Various groups with environmental, hunting and fishing, sports and recreational interests that support the bill have formed an umbrella organization, Americans for Our Heritage and Recreation, to build awareness of the connection between health issues and publicly accessible recreation.
Young's proposal would spread $3.125 billion around the country each year, guaranteed, from federal offshore oil and gas leasing revenue. States with coastlines would get most of the money.
Alaska's share would be $175.2 million a year, according to a breakdown handed out at a kick-off news conference Thursday.
In Alaska, about $85 million would go to coastal communities. The money could be used for such things as preventing erosion, enhancing fish populations and a wide variety of other projects.
Another $38.5 million would be available in Alaska from the federal Land and Water Conservation Fund. The fund helps buy private land to protect from development. The money can also be used for playing fields, hiking and biking trails, campgrounds and hunting and fishing access.
The bill would provide $22 million for payments to Alaska's local governments to compensate for the federal land within their borders that they cannot tax.
The last major chunk of money, $16 million, would go to the state for fish and wildlife conservation projects.
Young, at the news conference, said he didn't think the GO Act would pass this year. He encouraged the interest groups to continue pushing for it, though.
In 2000, Young pushed through his Conservation and Reinvestment Act while chairman of the House Resources Committee. Today, that position is held by Rep. Richard Pombo, R-Calif., who was a fervent opponent of CARA.
Brian Kennedy, Resources Committee spokesman, said Pombo's outlook hasn't changed.
"The fact of the matter is that the federal government owns two-thirds of the land in the U.S. and we need to decrease that number, put it in the hands of private property owners, rather than increasing it," Kennedy said. "The other side of it is the price tag."

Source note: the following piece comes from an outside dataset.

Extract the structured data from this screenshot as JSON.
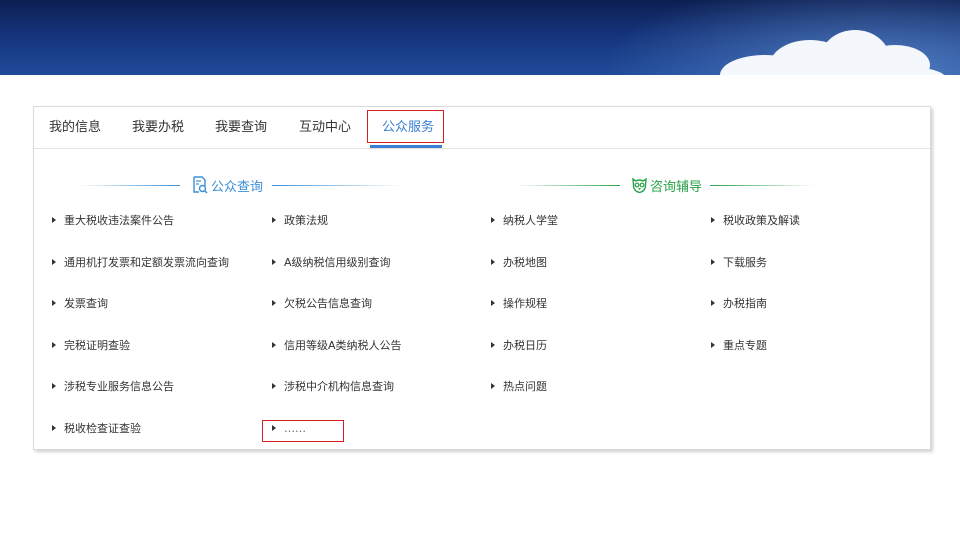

In 2000, the Senate stopped Young and Miller's previous bill, CARA, when influential members on the appropriations committee objected to dedicating so much money to specific programs. Sen. Ted Stevens, chairman of the committee, said he had promised to vote for the bill, but he had concerns about creating another dedicated fund.
Congress that year finally approved a compromise amendment that promised to provide about half the total that Young and Miller had sought for CARA programs. The compromise also limited the length of the program to six years, instead of the 15 years Young wanted.
Young said at the time that he didn't think the money for the compromise was secure.
Beth Osborne, policy director of Smart Growth America, said Young has proven to be correct.
"The appropriations process has fallen short in meeting this commitment_in fiscal year 2004 by $500 million," Osborne said in a letter to Young.